Wednesday, March 2, 2011

Romancing revolutions

Pakistanis are a poetic people, our literature replete with the fanciful. And from the groundswell of the noble and heroic, the tragic and the blissful emerges a yearning for our own revolution.

The Egyptian revolution is up there with 9/11 for having “changed everything”. With the uprising in Tunisia it caused the domino-effect across Libya, Bahrain, Oman as well as Saudi Arabia. Something in it struck as being magically achievable, for seeing the mass of humanity in Tahrir Square day after day without significant bloodshed resonated across the world to smaller causes and communities. To, of all places, America.

Over the last few years America has seen a crippling recession. Unemployment hit record highs and with the subprime mortgage lending scandal precipitated the home foreclosure crisis. But no street protests occurred. The government bailed out Wall Street and the Detroit auto industry in face of incongruent executive bonuses and personal jets, but aside from media derision, the public let it go.

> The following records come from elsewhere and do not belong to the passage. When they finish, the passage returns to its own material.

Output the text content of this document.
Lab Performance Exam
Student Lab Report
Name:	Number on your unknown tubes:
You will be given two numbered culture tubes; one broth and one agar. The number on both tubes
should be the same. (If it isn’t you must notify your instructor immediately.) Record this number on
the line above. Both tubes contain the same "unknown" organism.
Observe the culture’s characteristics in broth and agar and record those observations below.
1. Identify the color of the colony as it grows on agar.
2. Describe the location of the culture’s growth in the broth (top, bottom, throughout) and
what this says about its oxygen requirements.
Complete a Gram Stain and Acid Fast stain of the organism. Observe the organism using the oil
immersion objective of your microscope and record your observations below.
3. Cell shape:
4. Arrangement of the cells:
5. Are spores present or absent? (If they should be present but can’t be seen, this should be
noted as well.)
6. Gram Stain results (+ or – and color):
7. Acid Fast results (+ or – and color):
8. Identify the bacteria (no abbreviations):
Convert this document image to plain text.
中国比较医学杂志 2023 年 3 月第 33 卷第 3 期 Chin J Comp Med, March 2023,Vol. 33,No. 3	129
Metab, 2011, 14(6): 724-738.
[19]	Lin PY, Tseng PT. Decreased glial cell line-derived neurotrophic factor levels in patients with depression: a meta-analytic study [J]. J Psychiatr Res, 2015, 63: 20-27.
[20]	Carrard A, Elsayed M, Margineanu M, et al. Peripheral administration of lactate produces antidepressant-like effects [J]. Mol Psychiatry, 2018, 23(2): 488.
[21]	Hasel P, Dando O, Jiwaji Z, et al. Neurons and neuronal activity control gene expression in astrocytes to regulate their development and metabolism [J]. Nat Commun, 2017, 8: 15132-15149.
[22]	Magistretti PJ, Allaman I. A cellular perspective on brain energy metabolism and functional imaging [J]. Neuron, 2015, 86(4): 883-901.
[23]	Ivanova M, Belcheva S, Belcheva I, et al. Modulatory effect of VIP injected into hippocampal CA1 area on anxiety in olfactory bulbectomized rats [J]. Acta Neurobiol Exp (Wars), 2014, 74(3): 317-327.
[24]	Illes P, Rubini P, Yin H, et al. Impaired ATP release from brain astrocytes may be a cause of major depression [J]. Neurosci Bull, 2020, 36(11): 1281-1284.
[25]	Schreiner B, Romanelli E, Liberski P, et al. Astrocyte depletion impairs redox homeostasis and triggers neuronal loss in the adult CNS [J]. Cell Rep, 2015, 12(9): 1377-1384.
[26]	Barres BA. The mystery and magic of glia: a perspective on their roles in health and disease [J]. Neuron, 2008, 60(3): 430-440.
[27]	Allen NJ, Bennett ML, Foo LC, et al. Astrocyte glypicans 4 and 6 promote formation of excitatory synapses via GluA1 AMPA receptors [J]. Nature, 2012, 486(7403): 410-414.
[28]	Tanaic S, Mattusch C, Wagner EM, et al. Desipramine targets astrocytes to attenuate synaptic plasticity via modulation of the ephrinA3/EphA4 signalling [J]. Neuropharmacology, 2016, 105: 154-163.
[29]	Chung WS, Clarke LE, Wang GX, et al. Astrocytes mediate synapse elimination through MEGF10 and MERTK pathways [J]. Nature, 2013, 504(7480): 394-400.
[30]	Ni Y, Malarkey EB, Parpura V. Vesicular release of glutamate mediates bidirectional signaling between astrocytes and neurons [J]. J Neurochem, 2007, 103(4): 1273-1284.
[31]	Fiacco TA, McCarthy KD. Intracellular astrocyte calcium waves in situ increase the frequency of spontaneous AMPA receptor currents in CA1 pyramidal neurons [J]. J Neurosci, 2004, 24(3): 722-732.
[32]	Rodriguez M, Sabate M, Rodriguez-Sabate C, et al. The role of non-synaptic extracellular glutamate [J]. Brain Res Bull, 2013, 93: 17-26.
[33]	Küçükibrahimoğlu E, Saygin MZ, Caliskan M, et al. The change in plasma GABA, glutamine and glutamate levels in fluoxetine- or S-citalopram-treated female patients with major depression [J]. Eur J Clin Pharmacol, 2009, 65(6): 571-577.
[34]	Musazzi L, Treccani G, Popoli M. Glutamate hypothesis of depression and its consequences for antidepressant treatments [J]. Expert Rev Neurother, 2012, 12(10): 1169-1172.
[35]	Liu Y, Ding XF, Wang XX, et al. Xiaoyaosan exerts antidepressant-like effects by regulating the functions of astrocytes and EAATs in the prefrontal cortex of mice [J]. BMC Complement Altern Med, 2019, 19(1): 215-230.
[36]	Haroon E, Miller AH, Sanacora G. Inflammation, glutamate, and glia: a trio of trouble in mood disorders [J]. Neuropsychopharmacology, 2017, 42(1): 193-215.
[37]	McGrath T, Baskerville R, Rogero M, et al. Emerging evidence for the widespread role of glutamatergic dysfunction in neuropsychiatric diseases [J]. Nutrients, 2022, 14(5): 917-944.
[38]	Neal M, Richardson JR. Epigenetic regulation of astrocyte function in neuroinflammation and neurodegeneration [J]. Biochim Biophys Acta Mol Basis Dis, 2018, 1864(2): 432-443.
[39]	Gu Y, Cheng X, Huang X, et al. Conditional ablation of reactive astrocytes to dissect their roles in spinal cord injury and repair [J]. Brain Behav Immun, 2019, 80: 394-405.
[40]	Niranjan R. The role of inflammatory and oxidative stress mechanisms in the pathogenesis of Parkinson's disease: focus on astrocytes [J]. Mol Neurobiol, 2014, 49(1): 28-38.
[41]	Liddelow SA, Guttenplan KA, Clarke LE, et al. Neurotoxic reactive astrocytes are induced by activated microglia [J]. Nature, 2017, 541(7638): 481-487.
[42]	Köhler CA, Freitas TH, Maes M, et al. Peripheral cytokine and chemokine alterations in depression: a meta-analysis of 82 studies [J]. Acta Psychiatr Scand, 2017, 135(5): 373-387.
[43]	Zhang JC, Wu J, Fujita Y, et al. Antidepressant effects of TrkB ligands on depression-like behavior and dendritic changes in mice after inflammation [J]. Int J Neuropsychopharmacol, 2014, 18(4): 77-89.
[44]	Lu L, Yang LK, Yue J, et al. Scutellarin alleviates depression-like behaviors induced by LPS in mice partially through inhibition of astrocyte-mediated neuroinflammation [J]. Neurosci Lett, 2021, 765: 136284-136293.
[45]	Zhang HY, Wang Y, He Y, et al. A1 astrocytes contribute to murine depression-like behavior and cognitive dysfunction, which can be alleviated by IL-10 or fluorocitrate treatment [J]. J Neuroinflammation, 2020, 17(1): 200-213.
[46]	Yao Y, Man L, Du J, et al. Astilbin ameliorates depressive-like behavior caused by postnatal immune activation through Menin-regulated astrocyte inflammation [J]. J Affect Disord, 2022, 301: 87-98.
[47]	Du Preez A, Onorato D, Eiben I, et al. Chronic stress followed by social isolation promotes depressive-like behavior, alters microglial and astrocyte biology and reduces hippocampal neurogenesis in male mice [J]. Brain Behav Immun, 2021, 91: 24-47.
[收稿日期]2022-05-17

Over the last two weeks however, protestors in the thousands are camping out in capitol buildings in Wisconsin, Missouri and Ohio protesting the restriction of collective bargaining rights of union workers. The protest of 100,000 in Madison Wisconsin may be the largest since the Vietnam War. Joel DeSpain, spokesman for the Madison Police Dept. said that he had not seen anything like it for the 50 years that he has been in Madison.

It is difficult to prove that these protests draw inspiration from Tahrir Square. But America has seen a lot worse in recent memory, with a nary a peep from the public, so one must wonder.

In Pakistan though we love the tall talk all the way from the media to the politicians. Gilani and his PPP coterie are indignant at the suggestion of an uprising in Pakistan for we have “democratic institutions”. It is true that repression in the Arab world was protracted and heavy and Pakistan does have a democratic government, a legislative and a judiciary, but in essentially all of them there seem to be an infinite variety of foxes guarding henhouses.

With a barely 40% literacy rate, probably less than 5% classifying as the intelligentsia and less than 1% holding the destiny of the nation in their corrupt death-grip; one can’t blame talk show hosts for clamoring for a cleansing.

Yet Pakistan is a land of rent-a-crowd power. With a battered economy and millions below the poverty line, a couple thousand rupees can buy you all kinds of noise. The stakes rise significantly when the mullahs add their blinded bigotry to the chest-thumping and incite to not just protest but kill.

We compare with Egypt in our stark lack of a charismatic leader. But there the comparison ends. The uprising in Egypt was galvanized over a single issue-the overthrow of Mubarak. In Pakistan our causes are as profuse as our colorful culture. “Each man for himself” is the only tenet that can be recognized across all boundaries of ethnicity and education. This translates into the self-before-state premise and defines our patriotism to the passionate singing of the national anthem. And even as the anthem’s notes end we’re planning our next pillage of Pakistan.

In a nation with a collapsing economy, high unemployment, rampant disease and runaway population our protests are shutter-down-strikes. With a poor work ethic that is now embedded in our genes and the default line of “aap kal aajaye” (please come tomorrow) who do we think we are hurting by these shutter-down-strikes? Not the President who is plum with French chateaus and Dubai deposits or a Prime Minister that has divvyed up lucrative contracts to his immediate family. Not a parliament or politicians that would shame US physicians in their net worth. Nor a judiciary that was delivered with difficulty but now sits with typical Pakistani grandiosity but sub-par performance.

It’s suddenly fashionable to out American agents what with the arrest of Raymond Davis and now Mark Dehaven. The death of four innocent Pakistanis is an egregious assault on our national sensibilities and we seem caught in the crossfire of CIA and ISI machinations. The blame though does not just lie with American hubris; mainly with the governmental clowns that we have handed our fate to. Irresponsible elements are already inciting the public to riot if our “honor” is not salvaged by the Lahore High Court decision. What happens to our honor concerns when the elite plunder Pakistan? What happens to our honor when we celebrate murderers like Mumtaz Qadri and shower him with rose-petals for killing an innocent Salman Taseer?

The solution is fixing our mindset, a thought revolution if you will; rearranging priorities, marginalizing bigotry, changing the work-ethic and eliminating corruption from an individual to the community and thereafter the national level.

Till we place state before self we will be dreamily romancing a revolution. Till then in the reality of the cacophonic talk-show hosts and the myriad assaults of life we’ll actually just be swearing, sweating and jogging on the spot.

Mahjabeen Islam is an addictionist, family physician and columnist.